- Born: 10 September 1944 Worcester
- Died: 10 January 1988 (aged 43)
- Occupation: Academic

Academic background
- Alma mater: University of Sheffield

Academic work
- Discipline: Sociologist
- Sub-discipline: Families
- Institutions: Sheffield City Polytechnic
- Notable works: Making a Go of It: A Study of Step-Families in Sheffield (1984)

= Jacqueline Burgoyne =

British sociologist

Jacqueline Lesley Burgoyne (10 September 1944 – 10 January 1988) was a British sociologist and academic who specialised in family life.

== Career ==
Jacqueline Burgoyne was born in Worcester on 10 September 1944 and schooled at Bristol. She enrolled at the University of Sheffield in 1963 and completed a sociology degree, before qualifying as a teacher in Bath and then returning to Sheffield to work on a project which would lead to her first book, Books and Reading (1969), the result of a collaboration with Peter H. Mann; after its completion, she worked as a teacher and then in 1971 joined Sheffield City College of Education (later Sheffield City Polytechnic and later still Sheffield Hallam University) as a lecturer. She was a founding editor of Polity Press's Family Life series of books and, in 1987, she was appointed to the Economic and Social Research Council's Behaviour and Human Development Group and in the same year was appointed to the editorial board of the journal Sociology. Burgoyne remained at Sheffield Polytechnic for the rest of her academic career, before dying of ovarian cancer on 10 January 1988. She was the dedicatee of a posthumous festschrift edited by David Clark: Marriage, Domestic Life and Social Change (1991). After her death, Sheffield Polytechnic founded a memorial collection in their library for Burgoyne, and established an annual memorial lecture series.

== Research ==
Burgoyne's sociological research began with a study of books and reading, before moving on to families, divorce and remarriage. A major aspect of her research in the late 1970s and early 1980s focused on stepfamilies and the children of divorced parents who married again, which had largely been studied from a psychological or therapeutic (and thus individual-focused) perspective up to that time; instead, her lengthy interviews revealed that the impact of divorce and marital failure was both a private and a public experience related to effects on employment, finance and legal proceedings. Interviewees frequently included accounts of these interactions in discussions about their marital history and the development of step-families; often, divorced parents who remarried found their situation frustrated by continuities from their previous marriage relating to issues such as child custody or maintenance, and complications when trying to establish a new family. As David Clark, who collaborated with Burgoyne on the project, later recalled: "It was these issues which constituted the main agenda for [her] intellectual interests and which constantly brought her back to key themes: public/private, structure/process, outer/inner, biography/history". Her research also focused on the gender dynamics of family life and on the psychodynamics of families and family counselling, on cohabitation (researched with Paul Wild), and divorce, which she studied with Martin Richards and Sir Roger Ormrod by borrowing ideas from sociology, psychology and law. As Sheffield's steel industry disappeared in the 1980s, she also worked with Nick Forster to study the effects of unemployment on families, and towards the end of her life became interested in women working in management roles.
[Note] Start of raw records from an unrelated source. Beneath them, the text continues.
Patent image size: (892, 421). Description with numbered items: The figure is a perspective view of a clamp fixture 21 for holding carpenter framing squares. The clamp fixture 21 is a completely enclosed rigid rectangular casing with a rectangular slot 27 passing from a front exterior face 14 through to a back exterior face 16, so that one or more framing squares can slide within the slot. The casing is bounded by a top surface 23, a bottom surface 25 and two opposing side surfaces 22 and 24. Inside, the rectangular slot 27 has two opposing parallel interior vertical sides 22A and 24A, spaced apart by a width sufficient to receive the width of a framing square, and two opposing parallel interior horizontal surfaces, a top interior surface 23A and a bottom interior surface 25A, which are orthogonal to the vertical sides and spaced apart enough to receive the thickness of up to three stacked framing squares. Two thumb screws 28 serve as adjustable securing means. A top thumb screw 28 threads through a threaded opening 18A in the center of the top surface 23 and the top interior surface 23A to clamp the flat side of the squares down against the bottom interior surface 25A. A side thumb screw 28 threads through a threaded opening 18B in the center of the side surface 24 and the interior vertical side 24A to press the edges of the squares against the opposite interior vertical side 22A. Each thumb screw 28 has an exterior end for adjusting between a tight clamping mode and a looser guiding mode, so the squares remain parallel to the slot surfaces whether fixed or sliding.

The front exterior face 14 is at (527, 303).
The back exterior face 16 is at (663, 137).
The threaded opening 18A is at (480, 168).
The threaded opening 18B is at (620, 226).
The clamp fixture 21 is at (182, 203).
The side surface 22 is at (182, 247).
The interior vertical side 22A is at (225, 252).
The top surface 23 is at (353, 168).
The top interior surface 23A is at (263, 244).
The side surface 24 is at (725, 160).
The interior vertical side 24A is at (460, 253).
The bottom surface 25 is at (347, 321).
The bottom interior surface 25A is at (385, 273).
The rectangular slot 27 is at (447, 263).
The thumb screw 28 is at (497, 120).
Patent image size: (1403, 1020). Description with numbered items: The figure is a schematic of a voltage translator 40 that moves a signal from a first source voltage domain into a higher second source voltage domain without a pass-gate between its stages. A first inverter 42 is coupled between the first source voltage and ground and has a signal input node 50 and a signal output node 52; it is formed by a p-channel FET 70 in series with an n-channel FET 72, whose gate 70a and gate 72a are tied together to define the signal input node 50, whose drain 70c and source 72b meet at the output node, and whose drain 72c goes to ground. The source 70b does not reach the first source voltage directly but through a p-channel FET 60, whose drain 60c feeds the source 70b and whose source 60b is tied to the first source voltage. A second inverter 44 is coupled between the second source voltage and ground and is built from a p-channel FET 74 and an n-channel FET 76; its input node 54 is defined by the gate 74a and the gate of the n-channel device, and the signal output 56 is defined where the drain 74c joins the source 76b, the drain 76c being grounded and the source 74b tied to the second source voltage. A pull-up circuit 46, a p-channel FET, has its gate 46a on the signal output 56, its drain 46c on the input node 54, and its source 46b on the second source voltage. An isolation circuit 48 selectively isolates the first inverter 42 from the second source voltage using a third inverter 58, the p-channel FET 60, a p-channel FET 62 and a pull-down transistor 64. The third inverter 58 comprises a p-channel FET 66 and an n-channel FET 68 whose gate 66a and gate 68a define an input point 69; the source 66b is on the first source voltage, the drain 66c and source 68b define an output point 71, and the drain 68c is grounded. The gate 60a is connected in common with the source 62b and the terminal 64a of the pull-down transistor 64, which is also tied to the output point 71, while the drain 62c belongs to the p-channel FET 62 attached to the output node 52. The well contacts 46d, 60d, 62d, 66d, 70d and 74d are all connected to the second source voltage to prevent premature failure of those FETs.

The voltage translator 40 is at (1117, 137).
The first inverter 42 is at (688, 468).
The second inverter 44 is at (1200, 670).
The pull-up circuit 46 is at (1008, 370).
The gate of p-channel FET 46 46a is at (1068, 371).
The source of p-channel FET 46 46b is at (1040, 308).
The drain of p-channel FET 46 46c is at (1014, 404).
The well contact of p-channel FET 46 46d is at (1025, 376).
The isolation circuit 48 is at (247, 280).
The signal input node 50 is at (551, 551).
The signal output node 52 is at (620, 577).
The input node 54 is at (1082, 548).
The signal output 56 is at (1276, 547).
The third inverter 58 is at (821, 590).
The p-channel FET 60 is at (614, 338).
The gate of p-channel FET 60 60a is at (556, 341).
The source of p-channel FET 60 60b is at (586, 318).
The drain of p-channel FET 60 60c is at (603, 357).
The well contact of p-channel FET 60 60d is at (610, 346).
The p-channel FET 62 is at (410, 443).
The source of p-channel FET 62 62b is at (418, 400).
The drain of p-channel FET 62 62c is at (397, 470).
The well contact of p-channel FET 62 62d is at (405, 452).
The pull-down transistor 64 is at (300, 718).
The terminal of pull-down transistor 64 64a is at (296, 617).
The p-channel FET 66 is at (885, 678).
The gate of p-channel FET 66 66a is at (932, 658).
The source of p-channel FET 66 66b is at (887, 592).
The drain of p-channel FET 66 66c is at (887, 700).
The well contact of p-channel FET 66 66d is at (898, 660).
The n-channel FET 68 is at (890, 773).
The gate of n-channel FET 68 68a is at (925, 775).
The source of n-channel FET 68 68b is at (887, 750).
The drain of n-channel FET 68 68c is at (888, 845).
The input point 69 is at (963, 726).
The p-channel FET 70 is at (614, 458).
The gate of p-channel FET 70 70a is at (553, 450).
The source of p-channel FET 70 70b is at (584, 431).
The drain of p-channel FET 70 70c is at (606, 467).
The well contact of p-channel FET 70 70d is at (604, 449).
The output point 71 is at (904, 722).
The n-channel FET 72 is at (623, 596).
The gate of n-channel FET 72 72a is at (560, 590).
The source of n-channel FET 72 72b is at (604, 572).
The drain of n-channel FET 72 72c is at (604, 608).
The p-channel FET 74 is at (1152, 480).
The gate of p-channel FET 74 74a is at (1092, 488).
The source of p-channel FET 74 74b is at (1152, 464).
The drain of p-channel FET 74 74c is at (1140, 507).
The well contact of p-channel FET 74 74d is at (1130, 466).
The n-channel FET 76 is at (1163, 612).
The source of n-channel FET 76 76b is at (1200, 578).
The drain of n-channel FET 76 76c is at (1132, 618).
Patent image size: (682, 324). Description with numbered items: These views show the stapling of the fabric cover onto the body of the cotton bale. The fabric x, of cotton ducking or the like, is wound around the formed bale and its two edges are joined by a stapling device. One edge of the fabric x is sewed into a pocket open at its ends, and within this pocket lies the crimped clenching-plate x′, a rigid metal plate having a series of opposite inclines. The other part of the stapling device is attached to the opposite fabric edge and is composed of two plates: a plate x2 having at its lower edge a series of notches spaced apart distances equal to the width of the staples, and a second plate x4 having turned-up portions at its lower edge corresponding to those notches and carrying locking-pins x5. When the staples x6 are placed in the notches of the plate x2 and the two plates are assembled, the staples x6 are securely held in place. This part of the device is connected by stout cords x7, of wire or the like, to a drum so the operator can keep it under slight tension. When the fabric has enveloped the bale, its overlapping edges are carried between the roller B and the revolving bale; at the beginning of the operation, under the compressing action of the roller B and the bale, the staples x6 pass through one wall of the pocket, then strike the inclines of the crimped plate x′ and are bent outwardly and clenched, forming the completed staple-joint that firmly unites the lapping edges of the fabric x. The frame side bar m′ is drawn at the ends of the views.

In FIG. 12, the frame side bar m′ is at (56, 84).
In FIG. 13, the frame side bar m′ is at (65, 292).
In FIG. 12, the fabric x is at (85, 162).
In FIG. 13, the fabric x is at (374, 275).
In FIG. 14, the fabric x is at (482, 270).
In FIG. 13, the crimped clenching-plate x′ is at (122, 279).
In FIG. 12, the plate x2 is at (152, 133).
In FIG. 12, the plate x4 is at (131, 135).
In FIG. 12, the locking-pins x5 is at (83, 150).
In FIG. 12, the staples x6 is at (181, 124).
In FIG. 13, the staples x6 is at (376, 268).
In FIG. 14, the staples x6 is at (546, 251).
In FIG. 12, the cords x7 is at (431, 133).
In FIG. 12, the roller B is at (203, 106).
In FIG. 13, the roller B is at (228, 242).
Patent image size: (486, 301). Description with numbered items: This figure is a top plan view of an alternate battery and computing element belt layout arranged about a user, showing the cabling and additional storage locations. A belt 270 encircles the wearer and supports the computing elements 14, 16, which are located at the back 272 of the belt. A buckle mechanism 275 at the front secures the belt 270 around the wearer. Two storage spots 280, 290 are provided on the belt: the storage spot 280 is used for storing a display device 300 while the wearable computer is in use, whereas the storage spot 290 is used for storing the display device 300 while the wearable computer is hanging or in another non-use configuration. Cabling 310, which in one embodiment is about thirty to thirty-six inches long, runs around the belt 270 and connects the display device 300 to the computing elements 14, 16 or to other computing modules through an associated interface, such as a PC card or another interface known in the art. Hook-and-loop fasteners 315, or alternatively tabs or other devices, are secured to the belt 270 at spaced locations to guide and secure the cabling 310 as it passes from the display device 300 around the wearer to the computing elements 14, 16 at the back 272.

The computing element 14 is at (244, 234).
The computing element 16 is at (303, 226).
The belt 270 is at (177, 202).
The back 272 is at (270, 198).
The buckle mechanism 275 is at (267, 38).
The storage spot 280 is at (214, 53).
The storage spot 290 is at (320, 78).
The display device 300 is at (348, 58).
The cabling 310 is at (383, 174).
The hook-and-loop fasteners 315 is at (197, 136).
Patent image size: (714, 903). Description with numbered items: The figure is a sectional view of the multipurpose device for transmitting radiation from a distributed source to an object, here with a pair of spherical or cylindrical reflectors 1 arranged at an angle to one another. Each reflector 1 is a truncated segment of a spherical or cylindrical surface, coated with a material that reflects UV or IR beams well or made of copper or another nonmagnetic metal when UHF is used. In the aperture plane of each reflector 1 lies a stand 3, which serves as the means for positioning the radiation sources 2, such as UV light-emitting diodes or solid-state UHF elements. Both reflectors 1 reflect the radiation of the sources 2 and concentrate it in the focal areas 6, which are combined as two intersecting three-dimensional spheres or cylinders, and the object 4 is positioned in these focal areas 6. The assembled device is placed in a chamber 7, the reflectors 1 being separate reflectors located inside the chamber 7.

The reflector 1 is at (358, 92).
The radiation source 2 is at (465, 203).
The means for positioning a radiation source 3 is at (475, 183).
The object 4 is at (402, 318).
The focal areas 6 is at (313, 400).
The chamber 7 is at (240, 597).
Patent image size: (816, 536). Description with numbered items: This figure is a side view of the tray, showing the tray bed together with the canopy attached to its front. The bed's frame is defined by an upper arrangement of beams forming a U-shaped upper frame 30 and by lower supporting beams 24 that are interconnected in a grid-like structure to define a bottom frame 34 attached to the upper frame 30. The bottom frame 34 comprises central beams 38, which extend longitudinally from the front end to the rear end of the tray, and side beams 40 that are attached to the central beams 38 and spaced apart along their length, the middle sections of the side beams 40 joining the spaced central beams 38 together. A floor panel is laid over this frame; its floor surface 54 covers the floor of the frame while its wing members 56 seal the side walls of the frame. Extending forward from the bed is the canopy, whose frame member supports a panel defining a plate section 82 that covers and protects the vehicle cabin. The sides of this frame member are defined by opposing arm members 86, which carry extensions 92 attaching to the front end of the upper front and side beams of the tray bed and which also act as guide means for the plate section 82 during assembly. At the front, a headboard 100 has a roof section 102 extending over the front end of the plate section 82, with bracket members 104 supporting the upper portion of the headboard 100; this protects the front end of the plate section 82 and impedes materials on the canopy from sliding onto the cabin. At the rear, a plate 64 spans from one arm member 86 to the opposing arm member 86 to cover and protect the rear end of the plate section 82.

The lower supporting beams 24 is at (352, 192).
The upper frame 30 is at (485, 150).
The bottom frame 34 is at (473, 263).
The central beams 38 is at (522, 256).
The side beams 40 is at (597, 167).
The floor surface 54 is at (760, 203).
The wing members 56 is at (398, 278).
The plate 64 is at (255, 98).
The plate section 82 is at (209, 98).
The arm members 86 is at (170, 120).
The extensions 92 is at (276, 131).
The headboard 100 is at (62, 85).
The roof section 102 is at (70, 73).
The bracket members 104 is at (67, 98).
== Selected publications ==
- (Co-authored with Peter H. Mann) Books and Reading (Andre Deutsch, 1969).
- What Are We Doing to The Children? (BBC Publications, 1982).
- (Co-authored with David Clark) Making a Go of It: A Study of Step-Families in Sheffield (Routledge and Kegan Paul, 1984).
- Breaking Even: Divorce, Your Children and You (Penguin, 1984).
- (Co-authored with Sir Roger Ormrod and Martin Richards) Divorce Matters (Penguin, 1987).